President Confers on Military Situation in Virginia

June 14, 1863

“Sunday, June 14, was one of the bad days.  It started with word from Pleasanton that Negroes had seen Ewell with one of the outsize corps of Confederate infantry, bound for the Shenandoah, two days before,” wrote historian Fletcher Pratt. “As the day wore on, the rumors became so thick that Mr. Secretary Welles went over to the War Department to find out what was going on.  He found the President there, and Halleck, smoking a cigar.  Stanton fussed in and out, his jaw set like a snapping turtle’s; and there was a telegram from General R.H. Milroy, who had a garrison at Winchester in the valley, relayed through from Baltimore, the direct wires being out.  A ‘mighty raid’ was in progress, Milroy thought, into Pennsylvania; he could hold out where he was for five days, a remark which caused Lincoln to say sadly that probably Milroy would soon be captured.  ‘It is Harpers Ferry over again.’”

President Lincoln writes General Joseph Hooker: “So far as we can make out here, the enemy have Milroy surrounded at Winchester, and Tyler at Martinsburg. If they could hold out a few days, could you help them? If the head of Lee’s army is at Martinsburg and the tail of it on the Plank road between Fredericksburg and Chancellorsville, the animal must be very slim somewhere. Could you not break him?”  At almost midnight, President Lincoln telegraphs Hooker a second time: “Yours of 11.30 just received. You have nearly all the elements for forming an opinion whether Winchester is surrounded that I have. I really fear—almost believe, it is. No communication has been had with it during the day, either at Martinsburg, or Harper’s Ferry. At 7 P.M., we also lost communication with Martinsburg.

The enemy had also appeared there some hours before. At 9. PM. Harper’s Ferry said the enemy was reported at Berryville & Smithfield. If I could know that Longstreet and Ewell moved in that direction so long ago as you stated in your last, then I should feel sure that Winchester is strongly invested. It is quite certain that a considerable force of the enemy is thereabout; and I fear it is an overwhelming one, compared with Milroys. I am unable to give any more certain opinion.

Secretary of the Navy Gideon Welles writes in his diary: “Scary rumors abroad of army operations and a threatened movement of Lee upon Pennsylvania. No doubt there has been a change. I fear our friends are in difficulties. Went to the War Department this evening. Found the President and General Halleck with Secretary of War in the room of the telegraphic operator. Stanton was uneasy, said it would be better to go into another room. The President and myself went into the Secretary’s office; the other two remained. The President said quietly to me he was feeling very bad; that he found Milroy and his command were captured, or would be. He (Milroy) has written that he can hold out five days, but at the end of five days he will be in no better condition, for he can’t be relieved. “It is,” said the President, “Harper’s Ferry over again.”

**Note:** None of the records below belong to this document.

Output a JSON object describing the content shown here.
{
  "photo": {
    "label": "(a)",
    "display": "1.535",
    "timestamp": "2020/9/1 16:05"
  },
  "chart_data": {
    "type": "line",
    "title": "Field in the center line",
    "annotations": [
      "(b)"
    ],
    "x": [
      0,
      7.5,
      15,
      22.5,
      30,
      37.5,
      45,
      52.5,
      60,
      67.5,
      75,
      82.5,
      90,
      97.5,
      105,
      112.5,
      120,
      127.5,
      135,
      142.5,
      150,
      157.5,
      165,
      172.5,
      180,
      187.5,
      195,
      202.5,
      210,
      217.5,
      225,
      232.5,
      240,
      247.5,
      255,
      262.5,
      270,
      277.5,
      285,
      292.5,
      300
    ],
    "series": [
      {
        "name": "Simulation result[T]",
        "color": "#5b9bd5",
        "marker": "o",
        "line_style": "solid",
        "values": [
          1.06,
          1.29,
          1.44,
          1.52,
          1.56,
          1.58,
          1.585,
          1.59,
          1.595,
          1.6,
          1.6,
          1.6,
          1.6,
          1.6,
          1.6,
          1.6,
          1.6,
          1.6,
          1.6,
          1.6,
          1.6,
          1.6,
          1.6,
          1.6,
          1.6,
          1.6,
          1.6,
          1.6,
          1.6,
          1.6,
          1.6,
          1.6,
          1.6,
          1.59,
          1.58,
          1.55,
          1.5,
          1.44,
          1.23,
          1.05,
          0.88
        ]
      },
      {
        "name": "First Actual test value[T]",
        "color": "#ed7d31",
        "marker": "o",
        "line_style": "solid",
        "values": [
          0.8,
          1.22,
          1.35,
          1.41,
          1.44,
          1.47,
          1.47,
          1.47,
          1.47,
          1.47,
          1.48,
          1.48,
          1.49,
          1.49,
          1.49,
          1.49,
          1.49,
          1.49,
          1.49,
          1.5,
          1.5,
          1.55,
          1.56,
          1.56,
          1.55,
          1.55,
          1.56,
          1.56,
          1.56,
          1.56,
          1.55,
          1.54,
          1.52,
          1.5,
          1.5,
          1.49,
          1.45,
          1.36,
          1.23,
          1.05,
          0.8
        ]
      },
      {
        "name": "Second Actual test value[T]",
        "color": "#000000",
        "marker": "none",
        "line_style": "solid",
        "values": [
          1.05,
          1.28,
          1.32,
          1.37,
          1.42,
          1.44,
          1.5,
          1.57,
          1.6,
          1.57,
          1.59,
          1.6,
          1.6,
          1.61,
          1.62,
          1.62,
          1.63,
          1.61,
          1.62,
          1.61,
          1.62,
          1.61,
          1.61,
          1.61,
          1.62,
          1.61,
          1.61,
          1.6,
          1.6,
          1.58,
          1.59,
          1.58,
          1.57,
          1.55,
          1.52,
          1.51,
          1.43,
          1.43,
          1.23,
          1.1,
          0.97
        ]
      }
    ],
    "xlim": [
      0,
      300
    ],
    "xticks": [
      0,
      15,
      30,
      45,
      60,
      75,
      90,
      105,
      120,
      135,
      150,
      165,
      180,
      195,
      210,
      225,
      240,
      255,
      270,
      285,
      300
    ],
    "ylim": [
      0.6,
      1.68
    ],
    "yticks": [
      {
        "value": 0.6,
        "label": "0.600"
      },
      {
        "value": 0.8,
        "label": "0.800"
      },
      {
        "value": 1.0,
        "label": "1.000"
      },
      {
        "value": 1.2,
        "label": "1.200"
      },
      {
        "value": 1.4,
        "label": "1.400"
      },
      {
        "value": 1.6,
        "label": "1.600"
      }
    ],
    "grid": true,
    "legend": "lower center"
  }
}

I inquired why Milroy did not fall back, — if he had not been apprised by Hooker, or from here, what Lee was doing, etc. I added, if Lee’s army was moving, Hooker would take advantage and sever his forces, perhaps take his rear guard. The President said it would seem so, but that our folks appeared to know but little how things are, and showed no evidence that they ever availed themselves of any advantage.

How fully the President is informed, and whether he is made acquainted with the actual state of things is uncertain. He depends on the War Department, which, I think, is not informed and is in confusion. From neither of the others did I get a word. Stanton came once or twice into the room, where we were, in a fussy way. Halleck did not move from his chair where he sat with bis cigar, the door being open between the two rooms. From some expressions which were dropped from H., I suspect poor Milroy is to be made the scapegoat, and blamed for the stupid blunders, neglects, and mistakes of those who should have warned and advised him.

I do not learn that any members of the Cabinet are informed of army movements. The President is kept in ignorance and defers to the General-in-Chief, though not pleased that he is not fully advised of matters as they occur. There is a modest distrust of himself, of which advantage is taken. For a week, movements have been going on of which he has known none, or very few, of the details.

I came away from the War Department painfully impressed. After recent events, Hooker cannot have the confidence which is essential to success, and all-important to the commander in the field. Halleck does not grow upon me as a military man of power and strength; has little aptitude, skill, or active energy. In this state of things, the able Rebel general is moving a powerful army, and has no one to confront him on whose ability and power the country relies. There was confidence in McClellan’s ability to organize, to defend, and to repel, though he was worthless in attack, but there is no such feeling towards Hooker. He has not grown in public estimation since placed in command. If he is intemperate, as is reported, God help us! The President, who was the first person to intimate this failing to me, has a personal liking for Hooker, and clings to him when others give way.

The letter to Erastus Corning and others is published and well received.

President Lincoln writes Treasury Secretary Salmon P. Chase: “Your note of this morning is received. You will co-operate by the revenue cutters under your direction with the navy in arresting rebel depredations on American commerce and transportation and in capturing rebels engaged therein.”